From a logical standpoint, I actually agree you should be able to butt into their business since you are paying their bills. But the problem is they don’t see it that way. And until they do, your words will fall on deaf ears.
Many kids today see post-college parental support as a parental duty – not a magnanimous gift. If you expect appreciation, you may have to wait a long time to see it. Despite this, don’t exhibit anger. It won’t help you. If you get uptight it could create irreparable damage. Since your goal is ultimately to help them become financially stable, resentments are counter-productive. Instead, ask them if they would like your help formulating a plan for financial independence.
If they do not want your help, ask them what their plan is and when the plan calls for them to be financially on their own – and when they’ll move out. Explain that this isn’t because you don’t want them around. It’s because you know they want to be independent and beyond giving them support now, you want to support that goal as well.
If they don’t have such plan, I suggest you gently tell them that you would like them to come up with a plan within a month. They do owe you that much. Ask again if they would like your help.
After they understand that you mean business, they will likely invite you into their huddle. If they don’t ask for your help and aren’t able to come up with a plan, you might consider asking them to find a new place to live. Tough love could be just what the doctor ordered.
2. The Plan
It’s simple math. Your kids will only be able to stand on their own two feet when their income exceeds their expenses. That means the first step is to figure out what it’s going to cost them to live once they leave the nest. They don’t have to come up with an exact figure – an informed estimate is all they need. Fortunately, it’s easy to gather this information on the net.
Of course they will also need income estimates in order to determine if the plan will work or not.
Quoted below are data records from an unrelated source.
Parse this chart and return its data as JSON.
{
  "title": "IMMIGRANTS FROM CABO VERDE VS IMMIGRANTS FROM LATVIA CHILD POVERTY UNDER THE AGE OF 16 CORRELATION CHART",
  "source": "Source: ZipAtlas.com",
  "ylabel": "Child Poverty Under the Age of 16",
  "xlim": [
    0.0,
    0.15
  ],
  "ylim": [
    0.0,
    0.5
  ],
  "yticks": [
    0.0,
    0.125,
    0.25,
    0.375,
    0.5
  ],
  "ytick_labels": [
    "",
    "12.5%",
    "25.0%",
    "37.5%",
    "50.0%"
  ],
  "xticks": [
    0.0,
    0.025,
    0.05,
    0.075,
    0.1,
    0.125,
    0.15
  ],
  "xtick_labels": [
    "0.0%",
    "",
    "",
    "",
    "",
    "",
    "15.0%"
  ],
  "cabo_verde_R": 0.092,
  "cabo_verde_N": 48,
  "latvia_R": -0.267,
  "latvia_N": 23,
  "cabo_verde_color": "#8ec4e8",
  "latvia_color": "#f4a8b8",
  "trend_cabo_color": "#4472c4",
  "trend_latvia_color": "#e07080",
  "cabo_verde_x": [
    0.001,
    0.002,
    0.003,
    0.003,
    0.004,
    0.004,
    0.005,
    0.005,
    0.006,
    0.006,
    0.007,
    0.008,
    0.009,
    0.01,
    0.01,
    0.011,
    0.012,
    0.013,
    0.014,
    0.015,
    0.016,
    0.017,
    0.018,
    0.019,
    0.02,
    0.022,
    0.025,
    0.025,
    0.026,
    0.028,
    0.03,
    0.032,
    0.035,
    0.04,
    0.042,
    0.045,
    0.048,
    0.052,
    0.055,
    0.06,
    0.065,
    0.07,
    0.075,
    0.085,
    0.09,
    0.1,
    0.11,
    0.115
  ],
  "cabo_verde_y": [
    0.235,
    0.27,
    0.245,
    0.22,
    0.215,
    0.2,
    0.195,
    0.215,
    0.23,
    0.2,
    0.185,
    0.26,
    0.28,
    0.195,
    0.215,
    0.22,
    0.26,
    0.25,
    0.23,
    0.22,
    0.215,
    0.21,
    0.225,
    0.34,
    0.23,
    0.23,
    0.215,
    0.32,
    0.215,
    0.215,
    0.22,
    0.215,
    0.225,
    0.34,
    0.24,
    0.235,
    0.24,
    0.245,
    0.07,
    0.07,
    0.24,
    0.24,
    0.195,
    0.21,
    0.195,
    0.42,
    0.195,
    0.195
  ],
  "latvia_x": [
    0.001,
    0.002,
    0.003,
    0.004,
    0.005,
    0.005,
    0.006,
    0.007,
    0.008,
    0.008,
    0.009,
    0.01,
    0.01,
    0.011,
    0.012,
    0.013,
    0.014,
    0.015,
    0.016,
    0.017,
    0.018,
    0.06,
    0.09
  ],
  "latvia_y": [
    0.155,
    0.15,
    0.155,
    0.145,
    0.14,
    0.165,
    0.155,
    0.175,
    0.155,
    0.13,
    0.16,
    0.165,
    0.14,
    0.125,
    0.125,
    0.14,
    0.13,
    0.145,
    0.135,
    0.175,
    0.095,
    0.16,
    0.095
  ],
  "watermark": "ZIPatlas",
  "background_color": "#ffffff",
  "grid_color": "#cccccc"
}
What they should focus on is how quickly they’ll be able to find a job (if they aren’t working now), how much it will pay and how stable that job is. Again, it shouldn’t be that difficult to come up with rough numbers.
3. Turning Points
Once they start putting their plan together, you might see a few opportunities or flaws. For example, let’s say your child got a degree in a field that isn’t very lucrative. If their plan accommodates that muted income, fine. Maybe the idea is to move to a very low-cost state once they find a job and make their numbers work. That’s great.
But if they don’t have a plan that reconciles their income prospects with their cost of living, you’ve got a potential permanent house guest on your hands. That’s not good for you and it’s certainly no good for your child.
This is the point where you come in and point out where their planning is flawed. If it looks dark, you have a responsibility to point that out and offer alternatives. You might even suggest that they go back and study something different – even a trade – that will enable them to have the kind of life they really want.
Going back to school after they graduate is painful for your kid and for you if you’re the one who is going to have pay for it. But having your child stuck in a dead-end career for the rest of their lives is much worse – and much more expensive for both of you.
4. Progress Points
Once your child crafts a strategy that seems to work, you’ll both find it helpful to periodically confirm its working. For example, if the plan calls for your kid to find a job by a certain date and earn a certain amount, it’s important to confirm that they’ve accomplished this.
If not, it’s helpful to determine why not. Are the assumptions too optimistic? Is it time to go back to the 3rd step above and make fundamental changes to the plan? You’ll only know if you meet once in a while to check on the progress.
5. Celebration
If you’ve gotten to this point it means your child has a plan that makes sense and the plan is working. That is wonderful. You should be able to easily identify when they’ll move out and become independent based on your projections.
This is something to celebrate if you ask me. Commemorate the fact that your child accomplished something really important by crafting and executing this plan. This exercise has moved them much further down the line when it comes to their independence; it’s also provided great lessons on planning, budgeting and getting things done.
Do you support your college graduate children? Do they have a plan for moving out? What is it? Is it working so far?